Die höhnische Stimme fuhr fort:
»Sie haben sich mit mir identifizieren wollen, Studer…«
»Identifizieren?«
Was war das wieder für ein Wort?
»Ja, Sie wollten an meine Stelle treten, den Seelenarzt spielen, in meine Haut schlüpfen… Verstehen Sie?«
Dr. Laduner war aufgestanden. Er nahm einen Gegenstand nach dem andern vom Tisch – nur das Banknotenbündel ließ er liegen –, trat zu einem Schrank in der Ecke, legte die Gegenstände hinein, schloß ab, steckte den Schlüssel in die Tasche seines Schlafrockes und blieb dann neben Studer stehen.
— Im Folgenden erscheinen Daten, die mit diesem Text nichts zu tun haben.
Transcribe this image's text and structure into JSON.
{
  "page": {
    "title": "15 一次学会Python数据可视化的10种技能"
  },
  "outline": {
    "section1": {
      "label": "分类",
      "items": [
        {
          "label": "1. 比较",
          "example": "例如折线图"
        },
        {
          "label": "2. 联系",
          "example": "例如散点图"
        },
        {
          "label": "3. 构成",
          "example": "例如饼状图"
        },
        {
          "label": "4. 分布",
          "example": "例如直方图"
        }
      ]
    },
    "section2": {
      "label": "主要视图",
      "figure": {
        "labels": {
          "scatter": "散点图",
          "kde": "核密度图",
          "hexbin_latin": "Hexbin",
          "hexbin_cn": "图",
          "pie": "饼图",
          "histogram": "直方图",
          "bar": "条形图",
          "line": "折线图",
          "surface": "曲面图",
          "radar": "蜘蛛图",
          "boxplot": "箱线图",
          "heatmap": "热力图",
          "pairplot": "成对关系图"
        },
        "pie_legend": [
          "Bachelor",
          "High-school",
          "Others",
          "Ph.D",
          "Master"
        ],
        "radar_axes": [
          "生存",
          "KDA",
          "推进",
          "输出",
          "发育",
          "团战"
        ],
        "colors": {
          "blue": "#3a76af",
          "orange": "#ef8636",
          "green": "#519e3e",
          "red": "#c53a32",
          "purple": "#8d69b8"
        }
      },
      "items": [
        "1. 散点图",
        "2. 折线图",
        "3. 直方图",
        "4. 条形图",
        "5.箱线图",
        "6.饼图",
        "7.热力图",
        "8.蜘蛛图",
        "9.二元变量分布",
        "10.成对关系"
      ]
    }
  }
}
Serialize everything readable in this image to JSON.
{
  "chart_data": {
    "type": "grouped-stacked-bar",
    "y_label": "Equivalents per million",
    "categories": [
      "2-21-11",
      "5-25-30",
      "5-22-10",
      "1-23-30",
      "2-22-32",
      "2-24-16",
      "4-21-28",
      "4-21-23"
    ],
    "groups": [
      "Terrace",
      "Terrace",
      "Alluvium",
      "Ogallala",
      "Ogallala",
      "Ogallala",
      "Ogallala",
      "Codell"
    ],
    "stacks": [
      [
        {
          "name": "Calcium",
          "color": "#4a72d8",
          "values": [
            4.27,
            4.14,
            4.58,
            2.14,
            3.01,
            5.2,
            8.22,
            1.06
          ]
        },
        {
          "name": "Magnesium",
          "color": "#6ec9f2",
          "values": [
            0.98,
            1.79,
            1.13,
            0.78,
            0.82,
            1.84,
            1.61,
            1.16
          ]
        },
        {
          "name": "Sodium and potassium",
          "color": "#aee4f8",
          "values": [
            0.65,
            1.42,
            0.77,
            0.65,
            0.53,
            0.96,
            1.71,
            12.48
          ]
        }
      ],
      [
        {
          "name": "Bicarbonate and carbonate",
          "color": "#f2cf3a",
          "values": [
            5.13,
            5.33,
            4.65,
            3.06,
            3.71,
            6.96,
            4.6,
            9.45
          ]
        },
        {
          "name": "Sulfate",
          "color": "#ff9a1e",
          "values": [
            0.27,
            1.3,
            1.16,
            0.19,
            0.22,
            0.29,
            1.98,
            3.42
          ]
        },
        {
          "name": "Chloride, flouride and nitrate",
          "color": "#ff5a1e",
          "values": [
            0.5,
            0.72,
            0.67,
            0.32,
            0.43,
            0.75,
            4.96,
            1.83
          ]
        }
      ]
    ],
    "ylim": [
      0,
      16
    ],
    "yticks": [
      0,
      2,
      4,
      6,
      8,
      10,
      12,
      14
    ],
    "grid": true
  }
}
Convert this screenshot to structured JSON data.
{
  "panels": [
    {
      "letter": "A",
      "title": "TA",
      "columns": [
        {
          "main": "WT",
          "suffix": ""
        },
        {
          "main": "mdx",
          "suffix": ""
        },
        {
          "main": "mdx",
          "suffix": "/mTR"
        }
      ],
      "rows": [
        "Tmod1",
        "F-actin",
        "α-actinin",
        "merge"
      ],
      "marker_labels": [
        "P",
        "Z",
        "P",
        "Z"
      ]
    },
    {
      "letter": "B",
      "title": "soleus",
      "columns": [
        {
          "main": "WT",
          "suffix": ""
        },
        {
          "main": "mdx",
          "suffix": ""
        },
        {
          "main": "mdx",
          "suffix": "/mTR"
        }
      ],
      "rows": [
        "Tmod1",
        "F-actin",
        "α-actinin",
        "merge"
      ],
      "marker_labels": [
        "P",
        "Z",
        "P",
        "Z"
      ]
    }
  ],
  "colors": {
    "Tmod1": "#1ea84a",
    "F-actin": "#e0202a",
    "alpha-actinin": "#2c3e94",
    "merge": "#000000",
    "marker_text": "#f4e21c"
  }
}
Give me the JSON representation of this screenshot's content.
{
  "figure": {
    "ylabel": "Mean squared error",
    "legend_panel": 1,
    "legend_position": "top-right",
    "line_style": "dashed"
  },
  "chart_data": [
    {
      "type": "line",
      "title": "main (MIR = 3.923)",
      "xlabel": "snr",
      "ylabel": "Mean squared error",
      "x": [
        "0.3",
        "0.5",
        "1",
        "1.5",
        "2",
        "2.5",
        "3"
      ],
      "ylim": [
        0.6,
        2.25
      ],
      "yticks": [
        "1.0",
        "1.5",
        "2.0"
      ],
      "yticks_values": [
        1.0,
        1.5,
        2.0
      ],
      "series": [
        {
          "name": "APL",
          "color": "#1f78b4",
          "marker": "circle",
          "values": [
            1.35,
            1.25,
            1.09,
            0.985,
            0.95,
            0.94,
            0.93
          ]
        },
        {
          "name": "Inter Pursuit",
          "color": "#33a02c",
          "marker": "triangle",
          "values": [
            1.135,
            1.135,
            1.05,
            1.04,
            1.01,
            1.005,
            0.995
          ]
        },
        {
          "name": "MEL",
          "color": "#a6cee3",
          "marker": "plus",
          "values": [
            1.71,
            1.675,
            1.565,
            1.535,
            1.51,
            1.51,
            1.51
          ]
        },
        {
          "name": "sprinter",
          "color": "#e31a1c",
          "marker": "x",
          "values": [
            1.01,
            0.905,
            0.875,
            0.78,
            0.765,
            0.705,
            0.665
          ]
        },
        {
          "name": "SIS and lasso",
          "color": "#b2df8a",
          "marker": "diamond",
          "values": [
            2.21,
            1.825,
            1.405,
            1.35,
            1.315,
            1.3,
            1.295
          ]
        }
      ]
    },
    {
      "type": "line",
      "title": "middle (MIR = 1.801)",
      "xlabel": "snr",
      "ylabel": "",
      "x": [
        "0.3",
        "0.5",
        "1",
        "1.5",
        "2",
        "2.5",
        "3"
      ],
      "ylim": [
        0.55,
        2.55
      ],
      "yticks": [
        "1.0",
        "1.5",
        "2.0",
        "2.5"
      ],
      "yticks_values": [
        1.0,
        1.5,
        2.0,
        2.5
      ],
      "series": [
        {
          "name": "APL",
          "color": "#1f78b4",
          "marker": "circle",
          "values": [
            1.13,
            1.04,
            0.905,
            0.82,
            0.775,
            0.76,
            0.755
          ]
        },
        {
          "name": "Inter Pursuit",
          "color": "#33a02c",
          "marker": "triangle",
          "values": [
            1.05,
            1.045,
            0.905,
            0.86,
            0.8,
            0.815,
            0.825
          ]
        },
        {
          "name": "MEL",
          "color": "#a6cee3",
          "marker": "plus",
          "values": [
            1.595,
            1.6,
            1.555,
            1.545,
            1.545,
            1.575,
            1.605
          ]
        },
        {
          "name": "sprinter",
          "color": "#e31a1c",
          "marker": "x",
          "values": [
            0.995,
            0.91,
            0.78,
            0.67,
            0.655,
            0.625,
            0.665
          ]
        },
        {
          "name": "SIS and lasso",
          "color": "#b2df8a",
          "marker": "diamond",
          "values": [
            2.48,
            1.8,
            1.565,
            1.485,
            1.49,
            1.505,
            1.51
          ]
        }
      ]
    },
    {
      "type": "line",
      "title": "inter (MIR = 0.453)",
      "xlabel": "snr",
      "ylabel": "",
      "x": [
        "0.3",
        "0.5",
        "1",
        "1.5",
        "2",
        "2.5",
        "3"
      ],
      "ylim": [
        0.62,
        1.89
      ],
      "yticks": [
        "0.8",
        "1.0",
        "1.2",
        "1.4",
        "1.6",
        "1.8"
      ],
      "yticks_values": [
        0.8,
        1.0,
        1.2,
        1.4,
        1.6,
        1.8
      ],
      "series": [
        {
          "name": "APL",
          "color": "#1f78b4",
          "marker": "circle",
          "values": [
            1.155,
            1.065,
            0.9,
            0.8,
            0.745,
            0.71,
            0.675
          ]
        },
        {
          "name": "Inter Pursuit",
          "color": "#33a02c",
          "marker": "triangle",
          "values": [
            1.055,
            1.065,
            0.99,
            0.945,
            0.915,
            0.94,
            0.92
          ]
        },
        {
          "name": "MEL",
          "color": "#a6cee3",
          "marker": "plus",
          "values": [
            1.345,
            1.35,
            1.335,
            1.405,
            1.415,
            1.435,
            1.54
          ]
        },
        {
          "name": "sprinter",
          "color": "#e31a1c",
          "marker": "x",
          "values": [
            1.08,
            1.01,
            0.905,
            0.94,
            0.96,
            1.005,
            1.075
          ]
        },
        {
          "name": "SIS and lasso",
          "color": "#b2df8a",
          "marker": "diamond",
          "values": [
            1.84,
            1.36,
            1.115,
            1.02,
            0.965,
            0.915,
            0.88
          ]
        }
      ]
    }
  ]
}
»Das erpreßte Geständnis«, sagte er, und seine Stimme war scharf, »ist sicher sehr brauchbar. Aber Sie haben gepfuscht, Studer, Sie haben mir ins Handwerk gepfuscht. Verstehen Sie?… Ich habe Sie bei mir aufgenommen, ich habe gehofft, Sie würden mir helfen, was haben Sie statt dessen getan? Auf eigene Faust gehandelt! Ohne mich um Rat zu fragen. Ich habe Sie noch gar nicht gefragt, wie Caplaun gestorben ist – das ist ja irrelevant… Das hat weiter keine Bedeutung, wenn Sie Mühe haben, Fremdworte zu verstehen…«
Studers mageres Gesicht wurde noch röter, er ballte die Fäuste, er wußte, wenn er nun aufblickte und des Arztes lächelndes Gesicht sehen würde – das Lächeln, das einer Maske glich –, dann würde er sich nicht zurückhalten können. Dreinschlagen!… Was bildete sich der Mann eigentlich ein? Man hatte ihn geschont, man hatte sein möglichstes getan, ihm einen Skandal zu ersparen – und das war der Dank dafür?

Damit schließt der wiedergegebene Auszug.